In all cases the models perform better at classifying males than females. In the best case, the logistic regression model, men are classified 6.77% times better than women. A consequence of either training on a male-skewed dataset or not having enough reliable features that allow the model to confidently classify women (or both).
This is not without consequence in the real world. In the documentary “Coded Bias”, during a senate hearing, Alexandra Ocasio-Cortez questions Joy Buolamwini. Here is a selected excerpt:
AOC: “What demographic is it [AI models] mostly effective on?”
JB: “White Men”
AOC: “And who are the primary engineers and designers of these algorithms?”
JB: “Definitely white men”
Despite the oral exchange above, it’s possible to make a biased AI model without being a “white man”. You could be an ML engineer who failed to properly evaluate the performance of your model at identifying all class labels. This issue has already entered the mainstream social and political spheres.

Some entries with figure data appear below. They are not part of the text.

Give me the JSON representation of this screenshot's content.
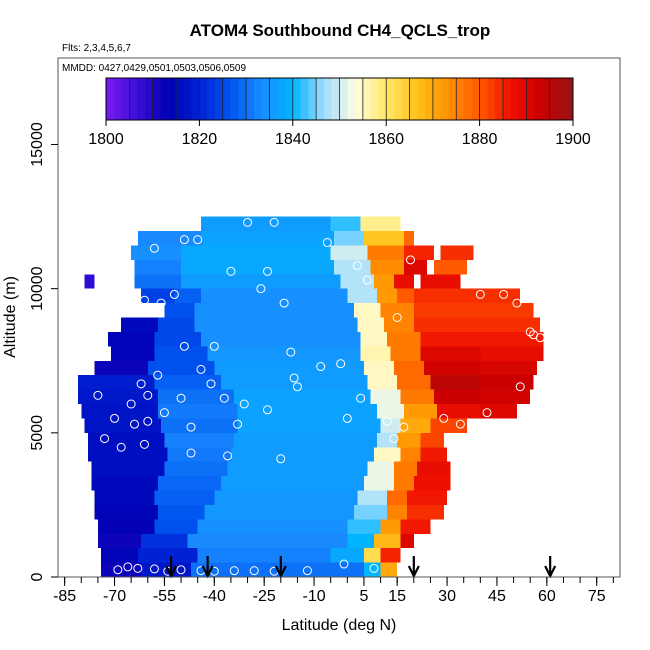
{
  "chart_data": {
    "type": "heatmap",
    "title": "ATOM4 Southbound CH4_QCLS_trop",
    "flights_text": "Flts: 2,3,4,5,6,7",
    "dates_text": "MMDD: 0427,0429,0501,0503,0506,0509",
    "xlabel": "Latitude (deg N)",
    "ylabel": "Altitude (m)",
    "xlim": [
      -87,
      82
    ],
    "ylim": [
      0,
      18000
    ],
    "x_ticks": [
      -85,
      -70,
      -55,
      -40,
      -25,
      -10,
      5,
      15,
      30,
      45,
      60,
      75
    ],
    "x_tick_labels": [
      "-85",
      "-70",
      "-55",
      "-40",
      "-25",
      "-10",
      "5",
      "15",
      "30",
      "45",
      "60",
      "75"
    ],
    "y_ticks": [
      0,
      5000,
      10000,
      15000
    ],
    "y_tick_labels": [
      "0",
      "5000",
      "10000",
      "15000"
    ],
    "colorbar": {
      "min": 1800,
      "max": 1900,
      "tick_values": [
        1800,
        1820,
        1840,
        1860,
        1880,
        1900
      ],
      "tick_labels": [
        "1800",
        "1820",
        "1840",
        "1860",
        "1880",
        "1900"
      ],
      "colors": [
        "#7a1bf0",
        "#3a0fd8",
        "#0000b4",
        "#0022d4",
        "#0055f0",
        "#1a8cff",
        "#00b4ff",
        "#9fdcff",
        "#fffde0",
        "#ffe866",
        "#ffc21a",
        "#ff9000",
        "#ff5a00",
        "#f01000",
        "#c80000",
        "#961414"
      ]
    },
    "rows": [
      {
        "alt": 250,
        "segments": [
          [
            -74,
            -62,
            1812
          ],
          [
            -62,
            -47,
            1818
          ],
          [
            -47,
            5,
            1830
          ],
          [
            5,
            10,
            1840
          ],
          [
            10,
            15,
            1870
          ]
        ]
      },
      {
        "alt": 750,
        "segments": [
          [
            -74,
            -63,
            1814
          ],
          [
            -63,
            -45,
            1820
          ],
          [
            -45,
            -5,
            1832
          ],
          [
            -5,
            5,
            1838
          ],
          [
            5,
            10,
            1862
          ],
          [
            10,
            16,
            1885
          ]
        ]
      },
      {
        "alt": 1250,
        "segments": [
          [
            -75,
            -62,
            1812
          ],
          [
            -62,
            -48,
            1822
          ],
          [
            -48,
            0,
            1833
          ],
          [
            0,
            8,
            1840
          ],
          [
            8,
            16,
            1868
          ],
          [
            16,
            20,
            1890
          ]
        ]
      },
      {
        "alt": 1750,
        "segments": [
          [
            -75,
            -58,
            1813
          ],
          [
            -58,
            -45,
            1826
          ],
          [
            -45,
            0,
            1834
          ],
          [
            0,
            10,
            1842
          ],
          [
            10,
            16,
            1872
          ],
          [
            16,
            25,
            1886
          ]
        ]
      },
      {
        "alt": 2250,
        "segments": [
          [
            -76,
            -57,
            1814
          ],
          [
            -57,
            -43,
            1827
          ],
          [
            -43,
            2,
            1835
          ],
          [
            2,
            12,
            1845
          ],
          [
            12,
            18,
            1875
          ],
          [
            18,
            29,
            1884
          ]
        ]
      },
      {
        "alt": 2750,
        "segments": [
          [
            -76,
            -58,
            1815
          ],
          [
            -58,
            -40,
            1828
          ],
          [
            -40,
            3,
            1835
          ],
          [
            3,
            12,
            1848
          ],
          [
            12,
            18,
            1878
          ],
          [
            18,
            30,
            1886
          ]
        ]
      },
      {
        "alt": 3250,
        "segments": [
          [
            -77,
            -57,
            1815
          ],
          [
            -57,
            -38,
            1829
          ],
          [
            -38,
            5,
            1836
          ],
          [
            5,
            14,
            1852
          ],
          [
            14,
            20,
            1876
          ],
          [
            20,
            31,
            1887
          ]
        ]
      },
      {
        "alt": 3750,
        "segments": [
          [
            -77,
            -55,
            1816
          ],
          [
            -55,
            -36,
            1830
          ],
          [
            -36,
            6,
            1836
          ],
          [
            6,
            14,
            1852
          ],
          [
            14,
            21,
            1876
          ],
          [
            21,
            31,
            1888
          ]
        ]
      },
      {
        "alt": 4250,
        "segments": [
          [
            -78,
            -54,
            1816
          ],
          [
            -54,
            -35,
            1831
          ],
          [
            -35,
            8,
            1836
          ],
          [
            8,
            16,
            1855
          ],
          [
            16,
            22,
            1875
          ],
          [
            22,
            30,
            1886
          ]
        ]
      },
      {
        "alt": 4750,
        "segments": [
          [
            -78,
            -55,
            1816
          ],
          [
            -55,
            -34,
            1832
          ],
          [
            -34,
            9,
            1836
          ],
          [
            9,
            15,
            1848
          ],
          [
            15,
            22,
            1872
          ],
          [
            22,
            29,
            1882
          ]
        ]
      },
      {
        "alt": 5250,
        "segments": [
          [
            -79,
            -56,
            1817
          ],
          [
            -56,
            -33,
            1830
          ],
          [
            -33,
            10,
            1837
          ],
          [
            10,
            16,
            1850
          ],
          [
            16,
            25,
            1870
          ],
          [
            25,
            36,
            1882
          ]
        ]
      },
      {
        "alt": 5750,
        "segments": [
          [
            -80,
            -57,
            1817
          ],
          [
            -57,
            -33,
            1831
          ],
          [
            -33,
            9,
            1837
          ],
          [
            9,
            17,
            1852
          ],
          [
            17,
            27,
            1872
          ],
          [
            27,
            40,
            1888
          ],
          [
            40,
            51,
            1890
          ]
        ]
      },
      {
        "alt": 6250,
        "segments": [
          [
            -81,
            -57,
            1818
          ],
          [
            -57,
            -34,
            1830
          ],
          [
            -34,
            7,
            1837
          ],
          [
            7,
            16,
            1852
          ],
          [
            16,
            26,
            1876
          ],
          [
            26,
            40,
            1893
          ],
          [
            40,
            55,
            1892
          ]
        ]
      },
      {
        "alt": 6750,
        "segments": [
          [
            -81,
            -58,
            1819
          ],
          [
            -58,
            -38,
            1828
          ],
          [
            -38,
            6,
            1836
          ],
          [
            6,
            15,
            1855
          ],
          [
            15,
            25,
            1878
          ],
          [
            25,
            40,
            1895
          ],
          [
            40,
            56,
            1893
          ]
        ]
      },
      {
        "alt": 7250,
        "segments": [
          [
            -76,
            -60,
            1812
          ],
          [
            -60,
            -40,
            1826
          ],
          [
            -40,
            5,
            1836
          ],
          [
            5,
            14,
            1855
          ],
          [
            14,
            23,
            1878
          ],
          [
            23,
            40,
            1892
          ],
          [
            40,
            57,
            1891
          ]
        ]
      },
      {
        "alt": 7750,
        "segments": [
          [
            -71,
            -58,
            1814
          ],
          [
            -58,
            -42,
            1826
          ],
          [
            -42,
            4,
            1835
          ],
          [
            4,
            13,
            1856
          ],
          [
            13,
            22,
            1876
          ],
          [
            22,
            40,
            1890
          ],
          [
            40,
            59,
            1888
          ]
        ]
      },
      {
        "alt": 8250,
        "segments": [
          [
            -72,
            -58,
            1814
          ],
          [
            -58,
            -44,
            1825
          ],
          [
            -44,
            4,
            1834
          ],
          [
            4,
            12,
            1855
          ],
          [
            12,
            22,
            1876
          ],
          [
            22,
            59,
            1886
          ]
        ]
      },
      {
        "alt": 8750,
        "segments": [
          [
            -68,
            -57,
            1815
          ],
          [
            -57,
            -46,
            1825
          ],
          [
            -46,
            3,
            1834
          ],
          [
            3,
            11,
            1855
          ],
          [
            11,
            20,
            1875
          ],
          [
            20,
            58,
            1884
          ]
        ]
      },
      {
        "alt": 9250,
        "segments": [
          [
            -55,
            -46,
            1826
          ],
          [
            -46,
            2,
            1834
          ],
          [
            2,
            10,
            1855
          ],
          [
            10,
            20,
            1875
          ],
          [
            20,
            56,
            1883
          ]
        ]
      },
      {
        "alt": 9750,
        "segments": [
          [
            -62,
            -52,
            1824
          ],
          [
            -52,
            -44,
            1828
          ],
          [
            -44,
            0,
            1834
          ],
          [
            0,
            9,
            1848
          ],
          [
            9,
            15,
            1872
          ],
          [
            15,
            20,
            1880
          ],
          [
            20,
            52,
            1884
          ]
        ]
      },
      {
        "alt": 10250,
        "segments": [
          [
            -79,
            -76,
            1808
          ],
          [
            -64,
            -50,
            1830
          ],
          [
            -50,
            -2,
            1836
          ],
          [
            -2,
            8,
            1848
          ],
          [
            8,
            14,
            1872
          ],
          [
            14,
            20,
            1888
          ],
          [
            22,
            34,
            1888
          ]
        ]
      },
      {
        "alt": 10750,
        "segments": [
          [
            -64,
            -50,
            1832
          ],
          [
            -50,
            -4,
            1838
          ],
          [
            -4,
            7,
            1848
          ],
          [
            7,
            17,
            1874
          ],
          [
            17,
            24,
            1890
          ],
          [
            26,
            36,
            1880
          ]
        ]
      },
      {
        "alt": 11250,
        "segments": [
          [
            -65,
            -50,
            1834
          ],
          [
            -50,
            -5,
            1838
          ],
          [
            -5,
            6,
            1850
          ],
          [
            6,
            17,
            1876
          ],
          [
            17,
            26,
            1885
          ],
          [
            28,
            38,
            1884
          ]
        ]
      },
      {
        "alt": 11750,
        "segments": [
          [
            -63,
            -44,
            1833
          ],
          [
            -44,
            -4,
            1837
          ],
          [
            -4,
            5,
            1845
          ],
          [
            5,
            17,
            1866
          ],
          [
            17,
            20,
            1878
          ]
        ]
      },
      {
        "alt": 12250,
        "segments": [
          [
            -44,
            -5,
            1836
          ],
          [
            -5,
            4,
            1842
          ],
          [
            4,
            16,
            1858
          ]
        ]
      }
    ],
    "observations": [
      {
        "lat": -77,
        "alt": 300
      },
      {
        "lat": -69,
        "alt": 250
      },
      {
        "lat": -66,
        "alt": 350
      },
      {
        "lat": -63,
        "alt": 300
      },
      {
        "lat": -58,
        "alt": 280
      },
      {
        "lat": -54,
        "alt": 200
      },
      {
        "lat": -50,
        "alt": 250
      },
      {
        "lat": -44,
        "alt": 220
      },
      {
        "lat": -40,
        "alt": 200
      },
      {
        "lat": -34,
        "alt": 220
      },
      {
        "lat": -28,
        "alt": 220
      },
      {
        "lat": -22,
        "alt": 200
      },
      {
        "lat": -12,
        "alt": 220
      },
      {
        "lat": -1,
        "alt": 450
      },
      {
        "lat": 8,
        "alt": 300
      },
      {
        "lat": -73,
        "alt": 4800
      },
      {
        "lat": -68,
        "alt": 4500
      },
      {
        "lat": -61,
        "alt": 4600
      },
      {
        "lat": -47,
        "alt": 4300
      },
      {
        "lat": -36,
        "alt": 4200
      },
      {
        "lat": -20,
        "alt": 4100
      },
      {
        "lat": -70,
        "alt": 5500
      },
      {
        "lat": -64,
        "alt": 5300
      },
      {
        "lat": -60,
        "alt": 5400
      },
      {
        "lat": -55,
        "alt": 5700
      },
      {
        "lat": -47,
        "alt": 5200
      },
      {
        "lat": -41,
        "alt": 6700
      },
      {
        "lat": -37,
        "alt": 6200
      },
      {
        "lat": -31,
        "alt": 6000
      },
      {
        "lat": -24,
        "alt": 5800
      },
      {
        "lat": -16,
        "alt": 6900
      },
      {
        "lat": -8,
        "alt": 7300
      },
      {
        "lat": 0,
        "alt": 5500
      },
      {
        "lat": 4,
        "alt": 6200
      },
      {
        "lat": 12,
        "alt": 5400
      },
      {
        "lat": 14,
        "alt": 4800
      },
      {
        "lat": 17,
        "alt": 5200
      },
      {
        "lat": 29,
        "alt": 5500
      },
      {
        "lat": 34,
        "alt": 5300
      },
      {
        "lat": 42,
        "alt": 5700
      },
      {
        "lat": 46,
        "alt": 5100
      },
      {
        "lat": 52,
        "alt": 6600
      },
      {
        "lat": -75,
        "alt": 6300
      },
      {
        "lat": -65,
        "alt": 6000
      },
      {
        "lat": -62,
        "alt": 6700
      },
      {
        "lat": -57,
        "alt": 7000
      },
      {
        "lat": -50,
        "alt": 6200
      },
      {
        "lat": -44,
        "alt": 7200
      },
      {
        "lat": -49,
        "alt": 8000
      },
      {
        "lat": -40,
        "alt": 8000
      },
      {
        "lat": -17,
        "alt": 7800
      },
      {
        "lat": -2,
        "alt": 7400
      },
      {
        "lat": -71,
        "alt": 10900
      },
      {
        "lat": -66,
        "alt": 9800
      },
      {
        "lat": -61,
        "alt": 9600
      },
      {
        "lat": -56,
        "alt": 9500
      },
      {
        "lat": -52,
        "alt": 9800
      },
      {
        "lat": -35,
        "alt": 10600
      },
      {
        "lat": -26,
        "alt": 10000
      },
      {
        "lat": -24,
        "alt": 10600
      },
      {
        "lat": -19,
        "alt": 9500
      },
      {
        "lat": -58,
        "alt": 11400
      },
      {
        "lat": -49,
        "alt": 11700
      },
      {
        "lat": -45,
        "alt": 11700
      },
      {
        "lat": -30,
        "alt": 12300
      },
      {
        "lat": -22,
        "alt": 12300
      },
      {
        "lat": -6,
        "alt": 11600
      },
      {
        "lat": 3,
        "alt": 10800
      },
      {
        "lat": 6,
        "alt": 10300
      },
      {
        "lat": 15,
        "alt": 9000
      },
      {
        "lat": 19,
        "alt": 11000
      },
      {
        "lat": 22,
        "alt": 11700
      },
      {
        "lat": 40,
        "alt": 9800
      },
      {
        "lat": 47,
        "alt": 9800
      },
      {
        "lat": 51,
        "alt": 9500
      },
      {
        "lat": 55,
        "alt": 8500
      },
      {
        "lat": 56,
        "alt": 8400
      },
      {
        "lat": 58,
        "alt": 8300
      },
      {
        "lat": -60,
        "alt": 6300
      },
      {
        "lat": -33,
        "alt": 5300
      },
      {
        "lat": -15,
        "alt": 6600
      }
    ],
    "arrows_lat": [
      -53,
      -42,
      -20,
      20,
      61
    ]
  }
}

Examination of Predictor Weights and Importances
predictor_legend = ['Male Predictor', 'Female Predictor']
fig = px.bar(
y=predictors.columns,
x=abs(trained_pipe_lr['LogisticRegression'].coef_[0]),
color=[predictor_legend[0] if c > 0 else predictor_legend[1] for c in trained_pipe_lr['LogisticRegression'].coef_[0]],
color_discrete_sequence=['red', 'blue'],
labels=dict(x='Predictor', y='Weight/Importance'),
title='Top 20 Predictors of the Logistic Regression Model',
)
fig.update_yaxes(categoryorder = "total ascending", range=(len(predictors.columns) - 20.6, len(predictors.columns)))
fig.show()
fig.write_html("lrpreds.html")
fig = px.bar(
y=predictors.columns,
x=trained_pipe_dt['DecisionTreeClassifier'].feature_importances_,
labels=dict(x='Predictor', y='Weight/Importance'),
title='Top 20 Predictors of the Decision Tree Model',
)
fig.update_yaxes(categoryorder = "total ascending", range=(len(predictors.columns) - 20.6, len(predictors.columns)))
fig.show()
fig.write_html("dtpreds.html")
fig = px.bar(
y=predictors.columns,
x=trained_pipe_rf['RandomForestClassifier'].feature_importances_,
labels=dict(x='Predictor', y='Weight/Importance'),
title='Top 20 Predictors of the Random Forest Model',
)
fig.update_yaxes(categoryorder = "total ascending", range=(len(predictors.columns) - 20.6, len(predictors.columns)))
fig.show()
fig.write_html("rfpreds.html")
For all models, height and body_type_curvy are our top predictors. Probably because men are taller than women on average, and perhaps men are not likely to describe themselves as curvy whereas women are. It is interesting to see that after the top two predictors, there is a different order of feature importances for the random forest compared to the other models.
With Logistic Regression we can conveniently see which features were more useful for predicting class (male or female) because we have negative and positive weight coefficients, unlike with the Random Forest and Decision Tree.
Next Steps
Although not presented here, most likely, because the age distribution is skewed towards the young, the model is more effective at classifying young people than old people. One way to alleviate this is to apply a power transform to the age distribution, which makes it more like a normal distribution, before training (you will also have to apply the same transform to the test set before predicting). Then you will have to evaluate the model’s performance with young vs old subsets of our data.
Model evaluation can still be taken steps further. In scikit learn there is an example of applying frequentist and bayesian statistical approaches to more definitively make model comparisons.
Now that you know how to evaluate a model, the challenge is to learn how to improve model performance. Not just in general, but to be fair at identifying all classes. You will rarely ever have a dataset that is perfectly balanced.